Gedankenrankenhenny hatchyJonas

Der Weltraumtraum

 

Eines Nachts durfte ich bei der Arbeit meines Vaters zusehen. Wundert euch nicht wegen der Nacht. Mein Vater arbeitet in einer Sternwarte.

Sein Auftrag: viel über den Mond erfahren.

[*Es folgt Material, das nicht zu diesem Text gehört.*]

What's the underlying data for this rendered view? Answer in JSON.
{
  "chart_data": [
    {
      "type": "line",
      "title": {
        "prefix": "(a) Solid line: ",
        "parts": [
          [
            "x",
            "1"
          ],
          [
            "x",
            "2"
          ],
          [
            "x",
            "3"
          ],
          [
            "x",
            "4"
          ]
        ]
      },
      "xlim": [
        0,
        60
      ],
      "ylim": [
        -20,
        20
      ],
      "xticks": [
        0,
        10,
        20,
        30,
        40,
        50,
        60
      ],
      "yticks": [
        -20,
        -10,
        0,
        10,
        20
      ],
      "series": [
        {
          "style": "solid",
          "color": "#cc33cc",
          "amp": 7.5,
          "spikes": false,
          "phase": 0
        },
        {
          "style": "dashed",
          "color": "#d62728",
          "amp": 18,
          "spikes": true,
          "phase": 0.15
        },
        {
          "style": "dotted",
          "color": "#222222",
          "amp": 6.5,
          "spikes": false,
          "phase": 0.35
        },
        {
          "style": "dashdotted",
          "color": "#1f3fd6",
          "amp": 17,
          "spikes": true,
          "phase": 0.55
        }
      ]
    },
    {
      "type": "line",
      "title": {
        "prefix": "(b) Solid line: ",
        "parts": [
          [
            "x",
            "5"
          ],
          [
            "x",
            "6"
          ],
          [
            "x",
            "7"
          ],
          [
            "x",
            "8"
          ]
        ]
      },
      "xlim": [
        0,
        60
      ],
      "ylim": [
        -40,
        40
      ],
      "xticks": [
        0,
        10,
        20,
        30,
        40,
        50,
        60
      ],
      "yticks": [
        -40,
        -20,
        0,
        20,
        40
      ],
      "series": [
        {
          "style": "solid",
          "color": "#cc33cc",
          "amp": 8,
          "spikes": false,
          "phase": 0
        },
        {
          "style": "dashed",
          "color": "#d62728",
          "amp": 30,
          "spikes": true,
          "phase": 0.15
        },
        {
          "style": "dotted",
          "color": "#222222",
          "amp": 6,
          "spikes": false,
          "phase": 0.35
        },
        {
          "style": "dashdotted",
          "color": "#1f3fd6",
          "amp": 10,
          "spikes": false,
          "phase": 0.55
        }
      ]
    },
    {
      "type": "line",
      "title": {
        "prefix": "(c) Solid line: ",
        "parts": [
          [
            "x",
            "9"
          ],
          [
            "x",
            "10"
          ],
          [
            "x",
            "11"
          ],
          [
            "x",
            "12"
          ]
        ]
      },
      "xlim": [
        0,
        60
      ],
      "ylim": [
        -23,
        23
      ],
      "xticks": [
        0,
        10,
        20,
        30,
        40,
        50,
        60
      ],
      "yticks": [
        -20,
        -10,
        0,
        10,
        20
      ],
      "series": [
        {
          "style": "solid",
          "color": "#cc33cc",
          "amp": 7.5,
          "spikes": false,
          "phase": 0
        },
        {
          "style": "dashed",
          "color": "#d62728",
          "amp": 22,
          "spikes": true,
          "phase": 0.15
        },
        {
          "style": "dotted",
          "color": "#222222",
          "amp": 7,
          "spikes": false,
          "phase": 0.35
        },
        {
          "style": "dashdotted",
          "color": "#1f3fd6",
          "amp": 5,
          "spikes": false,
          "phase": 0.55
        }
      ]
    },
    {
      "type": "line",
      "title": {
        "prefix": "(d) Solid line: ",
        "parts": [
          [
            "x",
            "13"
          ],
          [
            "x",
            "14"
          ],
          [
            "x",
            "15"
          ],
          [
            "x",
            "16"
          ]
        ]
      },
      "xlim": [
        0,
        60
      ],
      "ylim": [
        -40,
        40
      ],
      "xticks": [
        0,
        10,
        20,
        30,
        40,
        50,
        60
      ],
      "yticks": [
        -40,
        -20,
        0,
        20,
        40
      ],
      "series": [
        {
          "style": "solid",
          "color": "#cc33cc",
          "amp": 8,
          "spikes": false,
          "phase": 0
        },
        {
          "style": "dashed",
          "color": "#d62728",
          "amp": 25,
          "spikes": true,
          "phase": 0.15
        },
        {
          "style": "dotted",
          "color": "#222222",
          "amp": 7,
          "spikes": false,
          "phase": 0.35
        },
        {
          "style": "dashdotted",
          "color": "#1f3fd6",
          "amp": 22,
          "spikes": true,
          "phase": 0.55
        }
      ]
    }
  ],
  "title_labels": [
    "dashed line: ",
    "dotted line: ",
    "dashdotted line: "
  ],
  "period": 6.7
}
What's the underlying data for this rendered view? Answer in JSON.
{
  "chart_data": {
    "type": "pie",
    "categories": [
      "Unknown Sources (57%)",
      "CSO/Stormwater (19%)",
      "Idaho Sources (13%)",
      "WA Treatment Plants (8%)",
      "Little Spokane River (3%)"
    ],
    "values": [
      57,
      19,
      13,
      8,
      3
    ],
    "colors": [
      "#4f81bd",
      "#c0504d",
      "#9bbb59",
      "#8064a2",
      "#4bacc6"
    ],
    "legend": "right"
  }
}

Und weil er nun mal kein Raumfahrer ist, muss er das von der Erde aus machen, und zwar nachts. Ich guckte durch das Teleskop und sah den Mond, Sterne, ja sogar einen kleinen Planeten namens Mars. Doch das war noch lange nicht das ganze Sonnensystem, denn es besteht aus 8 Planeten, vielen Monden (z.B. unser Mond, Io, Calypso, Europa) und natürlich aus unserer Sonne. Das Weltall hingegen ist nochmals viel größer als das Sonnensystem. Dann gibt es noch die Galaxien, die  sind  größer als das Sonnensystem und kleiner als das Weltall.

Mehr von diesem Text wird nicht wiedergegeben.